By the latter half of the 19th century playing and watching ‘football' was becoming increasingly popular as a recreational pursuit but there were many different versions of the game being played. Therefore in 1863 an attempt was made to formalise the rules of the game by a new organisation based in London calling itself the ‘Football Association'. The rules of ‘Association Football' did not allow players to handle or run with the ball and drew a very clear distinction from those that preferred to play rugby football where the use of the hands was still permitted. By 1871 the Rugby Football Union had been formed and had formalised its own rules though, use of the hands apart, the differences between the 2 sports were nowhere near as pronounced as they are today. Both games were called football it just depended on whether you played the game according to 'association rules' or 'rugby rules'.
In Burnley at this time the first organised clubs had decided to play the game according to the rugby rules. It is known that a club called Burnley Rovers played the game in the vicinity of Turf Moor in the 1870's before amalgamating with another club playing at Calder Vale. That organisation disbanded but by 1880 another club calling itself Burnley Rovers and still playing the rugby rules had been formed at the Calder Vale site. It was this relatively small organisation that held a meeting at the Bull Hotel on that fateful evening.
The meeting was reported deep into the following Saturday's edition of the Burnley Express sandwiched between a Court report on a group of 15 weavers trying (unsuccessfully) to sue a mill owner for the recovery of wages they said they were owed and coverage of the Wesleyan Temperance Missions.
It was headlined ‘BURNLEY ROVERS FOOTBALL CLUB' and covered no more than 6 column inches. The report started as follows:
‘A special meeting of this club was held on Thursday evening (18th May 1882) at the Bull Hotel where there was a moderate attendance. The meeting was presided over by Mr. A Birley – The Secretary.

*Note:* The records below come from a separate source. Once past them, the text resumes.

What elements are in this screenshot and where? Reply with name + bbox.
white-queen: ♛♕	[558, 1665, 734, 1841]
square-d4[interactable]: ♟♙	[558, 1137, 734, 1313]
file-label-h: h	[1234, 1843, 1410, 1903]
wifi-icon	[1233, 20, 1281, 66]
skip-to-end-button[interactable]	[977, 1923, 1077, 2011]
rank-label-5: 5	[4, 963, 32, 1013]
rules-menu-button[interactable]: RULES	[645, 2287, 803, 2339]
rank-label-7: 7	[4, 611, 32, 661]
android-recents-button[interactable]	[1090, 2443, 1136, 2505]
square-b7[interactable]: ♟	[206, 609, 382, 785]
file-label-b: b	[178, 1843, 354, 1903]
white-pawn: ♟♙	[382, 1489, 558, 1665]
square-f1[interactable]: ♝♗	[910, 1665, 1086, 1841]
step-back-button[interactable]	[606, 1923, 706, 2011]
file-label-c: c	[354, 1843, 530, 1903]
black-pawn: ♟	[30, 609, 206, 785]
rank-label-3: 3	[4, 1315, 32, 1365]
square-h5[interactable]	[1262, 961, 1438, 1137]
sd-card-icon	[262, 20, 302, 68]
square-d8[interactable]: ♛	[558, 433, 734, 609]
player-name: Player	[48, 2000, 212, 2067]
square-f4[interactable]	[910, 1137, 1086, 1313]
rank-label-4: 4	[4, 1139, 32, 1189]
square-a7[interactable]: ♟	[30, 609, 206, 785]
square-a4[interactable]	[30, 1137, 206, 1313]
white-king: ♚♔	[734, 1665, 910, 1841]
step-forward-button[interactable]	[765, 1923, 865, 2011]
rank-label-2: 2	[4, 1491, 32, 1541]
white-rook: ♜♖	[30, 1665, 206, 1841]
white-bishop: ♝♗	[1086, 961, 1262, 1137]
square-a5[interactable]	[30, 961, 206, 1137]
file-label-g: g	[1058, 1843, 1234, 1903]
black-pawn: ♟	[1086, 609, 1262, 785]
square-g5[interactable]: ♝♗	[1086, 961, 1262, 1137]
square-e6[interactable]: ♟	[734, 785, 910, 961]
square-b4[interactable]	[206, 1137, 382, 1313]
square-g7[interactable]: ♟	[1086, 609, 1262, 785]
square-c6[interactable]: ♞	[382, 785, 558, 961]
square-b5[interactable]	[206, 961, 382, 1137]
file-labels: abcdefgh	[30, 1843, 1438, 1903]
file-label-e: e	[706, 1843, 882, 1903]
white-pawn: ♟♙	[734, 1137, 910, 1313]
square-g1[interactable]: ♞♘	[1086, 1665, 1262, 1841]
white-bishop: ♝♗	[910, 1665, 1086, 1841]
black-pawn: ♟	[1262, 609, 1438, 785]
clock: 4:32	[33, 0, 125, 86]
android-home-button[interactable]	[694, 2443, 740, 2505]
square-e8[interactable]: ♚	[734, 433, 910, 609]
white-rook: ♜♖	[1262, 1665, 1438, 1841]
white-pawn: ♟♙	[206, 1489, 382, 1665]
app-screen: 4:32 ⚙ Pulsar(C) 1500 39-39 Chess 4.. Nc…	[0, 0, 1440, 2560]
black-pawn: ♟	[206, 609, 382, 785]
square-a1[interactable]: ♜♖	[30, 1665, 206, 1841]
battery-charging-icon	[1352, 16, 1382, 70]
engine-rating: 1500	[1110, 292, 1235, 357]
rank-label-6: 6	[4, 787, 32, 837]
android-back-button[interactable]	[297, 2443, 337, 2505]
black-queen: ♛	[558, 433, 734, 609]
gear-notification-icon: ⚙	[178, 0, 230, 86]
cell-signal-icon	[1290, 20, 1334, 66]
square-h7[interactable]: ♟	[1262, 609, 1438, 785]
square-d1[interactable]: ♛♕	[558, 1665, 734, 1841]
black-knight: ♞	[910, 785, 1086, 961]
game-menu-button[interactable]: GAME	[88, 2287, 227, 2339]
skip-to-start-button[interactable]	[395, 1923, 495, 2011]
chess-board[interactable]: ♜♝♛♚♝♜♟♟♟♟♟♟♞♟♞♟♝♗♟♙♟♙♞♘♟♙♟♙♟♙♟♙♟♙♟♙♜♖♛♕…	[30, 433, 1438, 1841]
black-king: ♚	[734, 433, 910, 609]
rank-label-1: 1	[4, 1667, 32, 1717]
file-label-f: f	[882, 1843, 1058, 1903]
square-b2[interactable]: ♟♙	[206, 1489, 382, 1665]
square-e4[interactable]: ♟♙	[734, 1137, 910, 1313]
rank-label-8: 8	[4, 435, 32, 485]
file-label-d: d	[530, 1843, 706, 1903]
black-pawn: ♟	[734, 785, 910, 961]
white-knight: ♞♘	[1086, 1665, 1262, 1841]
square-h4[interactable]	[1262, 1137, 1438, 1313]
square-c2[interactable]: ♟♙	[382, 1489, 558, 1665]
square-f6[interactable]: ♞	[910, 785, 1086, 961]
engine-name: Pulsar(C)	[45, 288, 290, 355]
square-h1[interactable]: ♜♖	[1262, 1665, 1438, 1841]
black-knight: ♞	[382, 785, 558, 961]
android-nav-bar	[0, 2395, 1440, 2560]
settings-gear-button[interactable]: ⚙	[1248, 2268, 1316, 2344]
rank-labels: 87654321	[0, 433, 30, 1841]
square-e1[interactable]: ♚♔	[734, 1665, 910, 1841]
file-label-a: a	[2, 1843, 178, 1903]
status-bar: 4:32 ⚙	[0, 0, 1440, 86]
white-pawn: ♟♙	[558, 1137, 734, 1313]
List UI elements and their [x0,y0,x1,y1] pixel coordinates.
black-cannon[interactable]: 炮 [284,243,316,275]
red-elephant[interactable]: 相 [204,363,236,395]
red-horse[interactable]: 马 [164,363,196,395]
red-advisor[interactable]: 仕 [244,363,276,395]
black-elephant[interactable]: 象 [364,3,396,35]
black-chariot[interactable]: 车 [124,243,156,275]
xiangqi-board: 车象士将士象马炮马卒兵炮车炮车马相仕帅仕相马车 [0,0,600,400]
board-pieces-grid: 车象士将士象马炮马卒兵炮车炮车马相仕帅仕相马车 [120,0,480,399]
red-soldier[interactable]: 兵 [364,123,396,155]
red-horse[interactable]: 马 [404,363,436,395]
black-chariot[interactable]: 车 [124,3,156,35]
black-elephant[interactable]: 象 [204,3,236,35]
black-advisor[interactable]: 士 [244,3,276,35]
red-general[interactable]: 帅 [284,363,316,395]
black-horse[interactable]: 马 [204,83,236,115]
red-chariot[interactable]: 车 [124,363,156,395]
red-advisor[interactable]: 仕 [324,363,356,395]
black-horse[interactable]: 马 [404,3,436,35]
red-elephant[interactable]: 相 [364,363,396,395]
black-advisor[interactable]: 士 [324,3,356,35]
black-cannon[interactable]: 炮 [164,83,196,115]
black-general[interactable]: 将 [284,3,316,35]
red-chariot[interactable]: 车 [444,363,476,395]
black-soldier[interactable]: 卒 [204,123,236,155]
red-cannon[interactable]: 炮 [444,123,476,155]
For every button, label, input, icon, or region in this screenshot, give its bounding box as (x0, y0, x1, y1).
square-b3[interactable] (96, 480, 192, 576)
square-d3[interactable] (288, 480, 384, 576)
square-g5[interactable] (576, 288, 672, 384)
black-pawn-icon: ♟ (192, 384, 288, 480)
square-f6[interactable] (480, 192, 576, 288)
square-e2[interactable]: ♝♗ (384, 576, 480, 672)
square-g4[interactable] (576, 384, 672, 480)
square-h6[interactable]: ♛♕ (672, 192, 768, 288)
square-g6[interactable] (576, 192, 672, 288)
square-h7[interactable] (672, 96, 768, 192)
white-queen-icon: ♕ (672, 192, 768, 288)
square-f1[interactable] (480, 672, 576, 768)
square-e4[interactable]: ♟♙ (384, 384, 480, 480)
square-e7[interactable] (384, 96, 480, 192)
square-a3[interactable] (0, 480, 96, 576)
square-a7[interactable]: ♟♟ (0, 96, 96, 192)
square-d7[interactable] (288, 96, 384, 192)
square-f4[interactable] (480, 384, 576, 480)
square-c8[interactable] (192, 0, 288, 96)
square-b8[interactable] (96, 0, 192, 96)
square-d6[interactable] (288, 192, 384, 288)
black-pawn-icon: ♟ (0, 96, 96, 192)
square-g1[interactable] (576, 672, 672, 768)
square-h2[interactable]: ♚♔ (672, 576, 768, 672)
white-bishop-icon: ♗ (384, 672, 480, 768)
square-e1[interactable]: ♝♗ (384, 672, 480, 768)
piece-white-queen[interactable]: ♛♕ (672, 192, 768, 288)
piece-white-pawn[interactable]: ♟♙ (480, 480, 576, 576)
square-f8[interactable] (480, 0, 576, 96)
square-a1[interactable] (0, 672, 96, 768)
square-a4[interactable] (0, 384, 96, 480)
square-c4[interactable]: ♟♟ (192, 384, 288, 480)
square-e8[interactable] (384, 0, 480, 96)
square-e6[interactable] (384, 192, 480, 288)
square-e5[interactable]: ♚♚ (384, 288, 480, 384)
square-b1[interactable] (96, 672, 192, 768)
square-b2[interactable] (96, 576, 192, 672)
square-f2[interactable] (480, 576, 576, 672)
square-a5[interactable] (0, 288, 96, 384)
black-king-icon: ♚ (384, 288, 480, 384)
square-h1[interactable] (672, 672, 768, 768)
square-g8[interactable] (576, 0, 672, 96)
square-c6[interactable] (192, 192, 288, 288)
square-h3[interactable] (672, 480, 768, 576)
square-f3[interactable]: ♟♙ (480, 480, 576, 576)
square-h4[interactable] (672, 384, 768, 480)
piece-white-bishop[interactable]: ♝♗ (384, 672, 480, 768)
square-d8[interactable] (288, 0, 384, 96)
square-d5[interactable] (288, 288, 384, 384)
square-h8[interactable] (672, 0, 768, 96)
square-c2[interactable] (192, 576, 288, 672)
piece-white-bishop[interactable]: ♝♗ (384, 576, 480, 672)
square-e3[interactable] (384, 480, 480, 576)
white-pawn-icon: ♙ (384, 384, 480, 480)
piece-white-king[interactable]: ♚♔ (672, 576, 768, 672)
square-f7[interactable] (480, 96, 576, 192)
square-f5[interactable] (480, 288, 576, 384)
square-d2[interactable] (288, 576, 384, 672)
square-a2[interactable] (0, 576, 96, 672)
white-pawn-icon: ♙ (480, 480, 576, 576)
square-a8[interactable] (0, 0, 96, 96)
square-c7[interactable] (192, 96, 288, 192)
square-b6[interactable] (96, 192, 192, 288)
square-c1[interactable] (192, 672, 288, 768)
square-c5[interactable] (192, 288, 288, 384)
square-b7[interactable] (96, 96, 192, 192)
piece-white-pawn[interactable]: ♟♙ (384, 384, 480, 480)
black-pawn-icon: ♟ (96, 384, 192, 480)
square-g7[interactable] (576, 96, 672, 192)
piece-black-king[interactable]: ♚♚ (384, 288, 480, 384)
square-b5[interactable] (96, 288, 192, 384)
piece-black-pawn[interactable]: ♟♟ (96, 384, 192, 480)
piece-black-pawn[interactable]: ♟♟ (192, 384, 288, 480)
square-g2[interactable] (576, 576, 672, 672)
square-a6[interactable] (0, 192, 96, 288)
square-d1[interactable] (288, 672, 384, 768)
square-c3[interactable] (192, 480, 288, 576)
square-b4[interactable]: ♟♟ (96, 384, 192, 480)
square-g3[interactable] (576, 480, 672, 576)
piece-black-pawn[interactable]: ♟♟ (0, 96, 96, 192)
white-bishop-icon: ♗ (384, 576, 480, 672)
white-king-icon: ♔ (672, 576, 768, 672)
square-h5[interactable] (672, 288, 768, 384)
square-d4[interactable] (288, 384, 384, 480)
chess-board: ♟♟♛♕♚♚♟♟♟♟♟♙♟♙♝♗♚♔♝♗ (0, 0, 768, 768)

Mr G.C. Waddington read the report showing that the club, although so young, now consisted of 90 members.'
Mr A. Baron submitted the balance sheet, which read as follows:
Income £48 12s 6d
Expenditure £56 0s 3d
Loss £8 0s 3d
Mr Baron thought that they had done very well considering ‘the damage they had sustained when the tent had blown away and the bridge was washed away.' Messrs Kilby and Watson should think themselves lucky that they don't have to deal with such disasters especially when one considers that the £15 it required to put right the damage turned a profit into a loss. The significant thing to note is that even in those very early days when football was being discussed, the subject of money took a higher place on the agenda than matters on the pitch.
In fact buried in the middle of the report came this: ‘Mr Bradshaw moved that the recommendation of the committee that the club in future play under association rules be adopted. Mr Barratt seconded the motion which was carried.' Just one simple sentence that announced to the world that a club carrying the name of the town would play ‘Association Football' but that was enough to mark the very birth of Burnley Football Club.
One presumes that had the vote been unanimous then the report would have said so and it seems that the change might not have been popular with everyone but the deed was done.
Although he is not mentioned it is known that Arthur's younger brother Charles also attended the meeting (he joined the committee soon after) and it was he who was probably more responsible than anyone for the early administration and consolidation of the club. It was a measure if the ability of Charles in these matters that he would go on to become the President of the Football League.
With the club formed and playing to the right set of rules the detail was worked out in the following 12 months. Over the summer of 1882 the ‘Rovers' tag was dropped and the first proper matches were arranged. In the spring of 1883 the club was invited to take over premises next to the Cricket Club at Turf Moor and matches were played in front of crowds often numbering several thousands.
When one thinks of Burnley Football Club it is easy to concentrate on the modern game and think of who has achieved what for the club in the last, 5, 10, 20, or maybe 40 years but one thing is for certain and that is that those present at the very founding of the club should not be forgotten.